Digital Twin-Assisted Fuzzy Logic-Inspired Intelligent Approach for Flood Prediction
Floods are among the most destructive natural disasters, resulting in large-scale human displacement, agricultural losses, and infrastructure collapse worldwide. As the frequency and severity of extreme weather events continue to rise, there is an urgent need for intelligent systems that can forecast flood occurrence with high precision and reliability. A smart framework addresses this challenge by combining digital twin (DT) simulation, IoT-driven sensing, adaptive neuro-fuzzy learning, and blockchain security to achieve accurate flood forecasting, along with data sharing for preparedness and disaster management.
The system continuously monitors hydrological and meteorological parameters, including precipitation, water level, water flow, humidity, temperature, and seasonal attributes, collected via distributed IoT sensors. Since these variables come from diverse sources and are captured at different sampling rates, a data synthesis mechanism aligns them using a weighted interpolation approach. This transforms irregular time-series inputs into unified patterns suitable for modelling, while preserving critical parameter relationships.

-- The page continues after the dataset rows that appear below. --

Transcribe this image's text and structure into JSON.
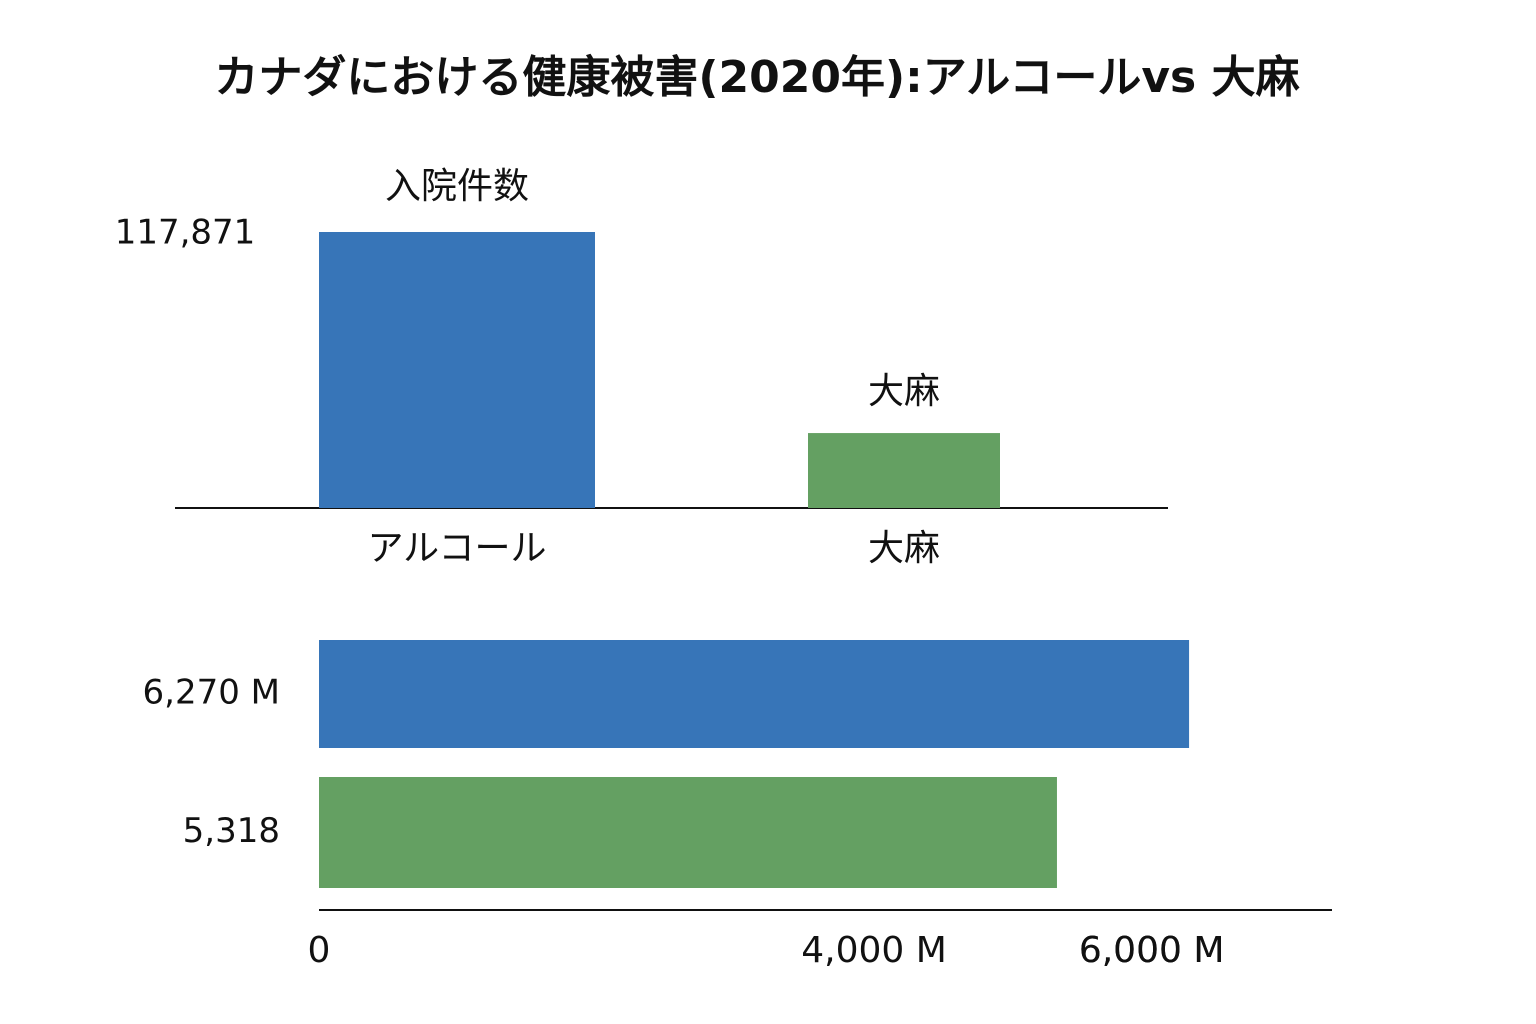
{
  "title": "カナダにおける健康被害(2020年):アルコールvs 大麻",
  "chart_data": [
    {
      "type": "bar",
      "title": "入院件数",
      "annotation": "大麻",
      "categories": [
        "アルコール",
        "大麻"
      ],
      "values": [
        117871,
        32000
      ],
      "value_labels": [
        "117,871",
        null
      ],
      "colors": [
        "#3775b8",
        "#64a062"
      ]
    },
    {
      "type": "barh",
      "values": [
        6270,
        5318
      ],
      "value_labels": [
        "6,270 M",
        "5,318"
      ],
      "colors": [
        "#3775b8",
        "#64a062"
      ],
      "xlim": [
        0,
        7300
      ],
      "xticks": [
        0,
        {
          "value": 4000,
          "label": "4,000 M"
        },
        {
          "value": 6000,
          "label": "6,000 M"
        },
        {
          "value": 6000,
          "label": "6,000 M"
        }
      ]
    }
  ]
}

Once the data is preprocessed, a digital twin model simulates the hydrological behaviour of the monitored region. This virtual representation captures how meteorological and hydrological factors interact, providing a dynamic environment for advanced predictive analytics. The next stage involves a neuro-fuzzy intelligence model, which blends neural networks’ ability to learn complex patterns with fuzzy logic’s capacity to reason about uncertainty. This hybrid model calculates a continuous flood vulnerability score, the Flood Index Value (FIV), which reflects the probability that existing conditions will lead to flooding.
Training is performed with a hybrid optimisation strategy over 50 epochs, using real environmental records combined with synthesised datasets to ensure broad coverage of possible scenarios. The model demonstrates strong predictive capability: training accuracy reaches 97.23% and testing accuracy reaches 95.58%. These performance levels significantly exceed those of conventional fuzzy logic systems and artificial neural networks evaluated under identical conditions. Error metrics further confirm the model’s robustness, with an R² value of 0.90 and low root mean square error and median absolute error values, indicating close agreement between actual and predicted flood conditions.
To support data exchange among agencies, authorities, and community systems, the framework incorporates a secure blockchain layer. This decentralised ledger records flood-related events, predictions, and alerts in real time, ensuring that information cannot be altered or compromised. This ledger stores processed information using a reputation-based Byzantine fault-tolerant consensus mechanism.
The approach ensures low-latency verification and high throughput while resisting manipulation or unauthorised modification of disaster-related information. Latency grows modestly as network size increases, but remains within a practical range for real-time emergency operations.
Computational and transactional cost analyses further show that the system maintains efficiency despite its multi-layered architecture. This design supports timely warnings and coordinated decision-making, both critical during rapidly evolving flood scenarios.
The integrated architecture reduces computational burden compared to traditional hydrological simulations with a more agile, data-driven alternative while maintaining high predictive accuracy and reliability. By integrating real-time sensing, virtual simulation, intelligent inference, and secure communication, the system provides a versatile platform that supports early warning, risk mitigation, and climate-resilient planning across diverse geographic environments.